Prior to VC, you worked as a consultant at Bain and manager for Thumbtack’s Events & Weddings business. What key things did you take away from these experiences that have been helpful as an investor so far?

It’s important to spend time with the customer - and it’s not enough to just ask them questions. To truly understand customer behavior you should observe their daily routine, go shopping with them, and then ask follow-up questions.

Product and marketing teams should work closely together to develop integrated growth strategies. It’s not enough to build a product in a silo and then have marketing push the product through established channels. The best startups create their own channel by building a flywheel into the product.

One of your investment areas is older consumers and you describe the most attractive subset as “Middlers” - independent and tech-savvy older adults. Many VCs have said they’re looking at products and services for the elderly, so what makes the Middlers so compelling as consumers?

Middlers are older adults living with great vitality - they have time and money to spend, yet there’s a dearth of brands that are creating solutions specifically tailored towards them. Today’s Middlers are not looking to retire - they’re looking to transition. Often this transition involves part-time work, volunteer activities, or family-oriented caregiving responsibilities. Consequently, Middlers are still a very powerful driver of the economy, even if the majority are no longer working full-time. I’ve written a blog post on the topic here.

What has surprised you the most in your first year at Lightspeed? How have you learned and leaned on the other partners?

I’ve been surprised by the sheer volume of email and daily communication with founders. My favorite emails to write are introductory emails between founders. A nice benefit of being in VC is that you meet lots of folks working on similar problems, but in different and non-competitive ways. It’s always fun to make the connection and see what comes of it.

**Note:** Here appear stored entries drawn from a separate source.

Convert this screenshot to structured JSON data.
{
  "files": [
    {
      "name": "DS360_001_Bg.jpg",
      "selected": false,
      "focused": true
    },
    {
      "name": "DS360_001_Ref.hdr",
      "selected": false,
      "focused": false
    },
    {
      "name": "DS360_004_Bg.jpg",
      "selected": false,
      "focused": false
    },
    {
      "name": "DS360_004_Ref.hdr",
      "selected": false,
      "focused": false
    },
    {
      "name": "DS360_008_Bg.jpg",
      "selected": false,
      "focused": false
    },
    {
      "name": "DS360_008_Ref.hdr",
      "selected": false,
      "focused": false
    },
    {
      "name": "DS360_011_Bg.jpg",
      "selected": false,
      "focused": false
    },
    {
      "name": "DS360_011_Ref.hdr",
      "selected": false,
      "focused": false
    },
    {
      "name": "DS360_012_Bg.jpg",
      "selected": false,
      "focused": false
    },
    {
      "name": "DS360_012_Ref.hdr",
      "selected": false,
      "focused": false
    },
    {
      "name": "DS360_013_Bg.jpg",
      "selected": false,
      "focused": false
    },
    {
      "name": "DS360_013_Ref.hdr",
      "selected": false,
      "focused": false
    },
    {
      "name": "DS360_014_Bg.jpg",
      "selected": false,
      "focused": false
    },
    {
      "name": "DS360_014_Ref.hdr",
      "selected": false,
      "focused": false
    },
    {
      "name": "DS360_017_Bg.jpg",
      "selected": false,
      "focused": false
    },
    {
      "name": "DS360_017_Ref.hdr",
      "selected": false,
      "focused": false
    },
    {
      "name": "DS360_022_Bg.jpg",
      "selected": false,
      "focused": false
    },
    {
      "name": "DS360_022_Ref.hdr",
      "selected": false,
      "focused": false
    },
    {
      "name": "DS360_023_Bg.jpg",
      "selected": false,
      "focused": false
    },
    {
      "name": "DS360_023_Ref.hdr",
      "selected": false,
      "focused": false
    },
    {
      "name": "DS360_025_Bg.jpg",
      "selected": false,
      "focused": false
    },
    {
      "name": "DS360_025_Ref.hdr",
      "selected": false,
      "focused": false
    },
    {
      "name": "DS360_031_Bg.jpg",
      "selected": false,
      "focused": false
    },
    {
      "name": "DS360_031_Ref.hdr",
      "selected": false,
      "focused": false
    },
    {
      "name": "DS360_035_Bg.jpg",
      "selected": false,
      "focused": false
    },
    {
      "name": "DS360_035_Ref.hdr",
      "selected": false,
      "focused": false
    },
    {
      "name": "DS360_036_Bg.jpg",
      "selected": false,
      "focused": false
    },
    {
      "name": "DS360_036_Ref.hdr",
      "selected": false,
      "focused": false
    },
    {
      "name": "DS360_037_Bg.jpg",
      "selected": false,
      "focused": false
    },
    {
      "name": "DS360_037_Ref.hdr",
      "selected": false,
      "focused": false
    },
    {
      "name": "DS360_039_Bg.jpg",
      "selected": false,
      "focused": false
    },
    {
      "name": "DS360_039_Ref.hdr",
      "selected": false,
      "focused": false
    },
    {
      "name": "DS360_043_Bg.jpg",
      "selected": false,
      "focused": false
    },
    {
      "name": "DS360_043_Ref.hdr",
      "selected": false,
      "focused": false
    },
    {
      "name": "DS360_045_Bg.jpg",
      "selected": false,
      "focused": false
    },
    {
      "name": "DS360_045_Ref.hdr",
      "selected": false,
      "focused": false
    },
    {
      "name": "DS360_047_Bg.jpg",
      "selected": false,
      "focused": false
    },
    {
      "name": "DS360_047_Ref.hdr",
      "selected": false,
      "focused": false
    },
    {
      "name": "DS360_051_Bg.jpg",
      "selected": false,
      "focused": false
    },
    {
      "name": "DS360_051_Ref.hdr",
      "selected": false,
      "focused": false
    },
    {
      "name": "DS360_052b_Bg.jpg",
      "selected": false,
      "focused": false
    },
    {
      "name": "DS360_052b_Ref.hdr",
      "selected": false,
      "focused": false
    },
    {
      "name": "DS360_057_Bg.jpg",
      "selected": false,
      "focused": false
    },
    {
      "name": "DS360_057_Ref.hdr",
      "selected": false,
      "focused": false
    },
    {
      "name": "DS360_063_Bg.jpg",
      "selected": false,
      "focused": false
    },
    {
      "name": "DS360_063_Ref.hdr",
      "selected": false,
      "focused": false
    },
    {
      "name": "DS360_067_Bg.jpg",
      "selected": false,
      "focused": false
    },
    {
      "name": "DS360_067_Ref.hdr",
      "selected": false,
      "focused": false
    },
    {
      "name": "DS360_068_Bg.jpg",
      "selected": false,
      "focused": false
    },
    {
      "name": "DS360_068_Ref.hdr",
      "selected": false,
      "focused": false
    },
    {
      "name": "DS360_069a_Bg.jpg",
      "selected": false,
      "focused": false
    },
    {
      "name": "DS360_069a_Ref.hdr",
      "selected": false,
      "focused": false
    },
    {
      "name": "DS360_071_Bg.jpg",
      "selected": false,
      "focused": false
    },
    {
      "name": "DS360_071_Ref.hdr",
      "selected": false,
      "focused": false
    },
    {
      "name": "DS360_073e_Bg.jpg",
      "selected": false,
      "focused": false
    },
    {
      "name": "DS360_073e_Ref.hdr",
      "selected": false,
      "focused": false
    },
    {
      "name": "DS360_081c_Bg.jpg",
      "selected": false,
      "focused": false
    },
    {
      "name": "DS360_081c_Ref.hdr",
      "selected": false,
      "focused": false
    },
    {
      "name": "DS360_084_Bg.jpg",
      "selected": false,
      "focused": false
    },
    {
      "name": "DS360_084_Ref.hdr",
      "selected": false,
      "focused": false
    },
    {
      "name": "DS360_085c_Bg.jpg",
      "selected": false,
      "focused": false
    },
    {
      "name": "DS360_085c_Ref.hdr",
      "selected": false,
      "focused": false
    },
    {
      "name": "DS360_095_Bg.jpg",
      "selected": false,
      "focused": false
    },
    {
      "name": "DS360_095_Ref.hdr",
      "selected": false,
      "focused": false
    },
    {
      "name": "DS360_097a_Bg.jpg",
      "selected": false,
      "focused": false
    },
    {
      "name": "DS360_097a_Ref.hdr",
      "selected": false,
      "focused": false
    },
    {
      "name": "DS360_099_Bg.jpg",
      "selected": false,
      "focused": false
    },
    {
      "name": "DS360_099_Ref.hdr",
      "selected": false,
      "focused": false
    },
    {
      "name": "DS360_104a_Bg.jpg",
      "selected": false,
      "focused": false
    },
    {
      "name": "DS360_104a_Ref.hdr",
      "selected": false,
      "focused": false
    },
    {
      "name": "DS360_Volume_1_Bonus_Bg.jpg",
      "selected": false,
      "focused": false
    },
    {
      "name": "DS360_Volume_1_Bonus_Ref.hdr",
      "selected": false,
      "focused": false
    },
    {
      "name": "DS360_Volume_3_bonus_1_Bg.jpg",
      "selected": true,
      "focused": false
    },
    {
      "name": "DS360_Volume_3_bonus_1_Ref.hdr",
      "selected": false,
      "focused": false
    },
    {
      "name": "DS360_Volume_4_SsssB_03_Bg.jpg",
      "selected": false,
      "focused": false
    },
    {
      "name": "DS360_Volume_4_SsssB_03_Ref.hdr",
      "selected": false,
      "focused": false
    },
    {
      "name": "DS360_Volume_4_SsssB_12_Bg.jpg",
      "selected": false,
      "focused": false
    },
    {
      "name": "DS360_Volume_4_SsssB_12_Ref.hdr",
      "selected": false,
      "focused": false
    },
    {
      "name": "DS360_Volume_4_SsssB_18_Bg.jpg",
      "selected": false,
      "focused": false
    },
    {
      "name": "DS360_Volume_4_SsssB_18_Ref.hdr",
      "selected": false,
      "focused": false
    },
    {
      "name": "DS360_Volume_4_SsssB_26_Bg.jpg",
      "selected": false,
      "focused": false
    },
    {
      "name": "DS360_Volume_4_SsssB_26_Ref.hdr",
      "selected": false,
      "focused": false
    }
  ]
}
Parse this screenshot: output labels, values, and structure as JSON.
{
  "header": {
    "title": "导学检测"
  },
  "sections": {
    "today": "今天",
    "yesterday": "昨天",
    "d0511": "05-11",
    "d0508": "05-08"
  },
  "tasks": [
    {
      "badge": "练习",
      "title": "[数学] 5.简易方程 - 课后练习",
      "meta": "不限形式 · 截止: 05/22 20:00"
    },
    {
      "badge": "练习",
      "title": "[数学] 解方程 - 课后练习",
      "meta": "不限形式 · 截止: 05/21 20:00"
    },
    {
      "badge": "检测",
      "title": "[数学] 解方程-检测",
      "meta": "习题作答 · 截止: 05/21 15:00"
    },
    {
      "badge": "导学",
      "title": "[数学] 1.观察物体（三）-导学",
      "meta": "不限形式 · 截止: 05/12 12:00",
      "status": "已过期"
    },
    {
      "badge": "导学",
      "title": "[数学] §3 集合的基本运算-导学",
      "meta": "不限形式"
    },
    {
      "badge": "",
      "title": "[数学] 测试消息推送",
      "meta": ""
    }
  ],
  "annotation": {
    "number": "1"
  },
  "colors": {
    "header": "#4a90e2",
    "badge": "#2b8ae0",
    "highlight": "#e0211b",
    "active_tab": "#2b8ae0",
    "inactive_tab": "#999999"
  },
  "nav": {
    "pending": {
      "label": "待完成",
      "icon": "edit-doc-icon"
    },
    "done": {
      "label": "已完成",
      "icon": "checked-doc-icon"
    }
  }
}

What other investment areas are you excited about?

IRL experiences and communities - I’m seeing a desire for folks with similar passions and interests to meet up in real life to do things together. From fitness to gaming, the pendulum for social interaction is swinging away from purely digital relationships.

Holistic wellness - We’re excited about consumer health solutions that consider the whole person - mind, body, and soul. We’ve noticed an increasing interest in ayurveda and other eastern medicine practices.

Concierge solutions - The internet is great because it gives us a ton of choice, however at some point that choice can become overwhelming. We’re noticing an uptick in concierge-like solutions - for home, travel, and health.

Lightspeed has a summer fellowship for entrepreneurs. What makes Lightspeed’s program attractive? Why should an entrepreneur participate in the program?

The Lightspeed summer program provides entrepreneurs with direct access to the Lightspeed partnership and a close 1:1 mentor relationship with one partner that has relevant expertise in their particular industry. This coming summer will be my first time participating in the program. I’m excited to meet with my team on a weekly basis and also look forward to getting to know the other teams.

What advice would you give to a young woman interested in venture?

I’d recommend spending some time in an operating role before moving into venture. Before joining Lightspeed I worked for a few years at Thumbtack and also did short consulting stints at BetterUp and Fundbox. My operating background helps me better connect with founding teams and enables me to give advice based on my own experiences. I feel fortunate to have worked at Thumbtack at the time when the company was experiencing a big growth inflection. These years showed me the importance of being scrappy, prioritizing team culture, and continuing to move forward in the face of ambiguity.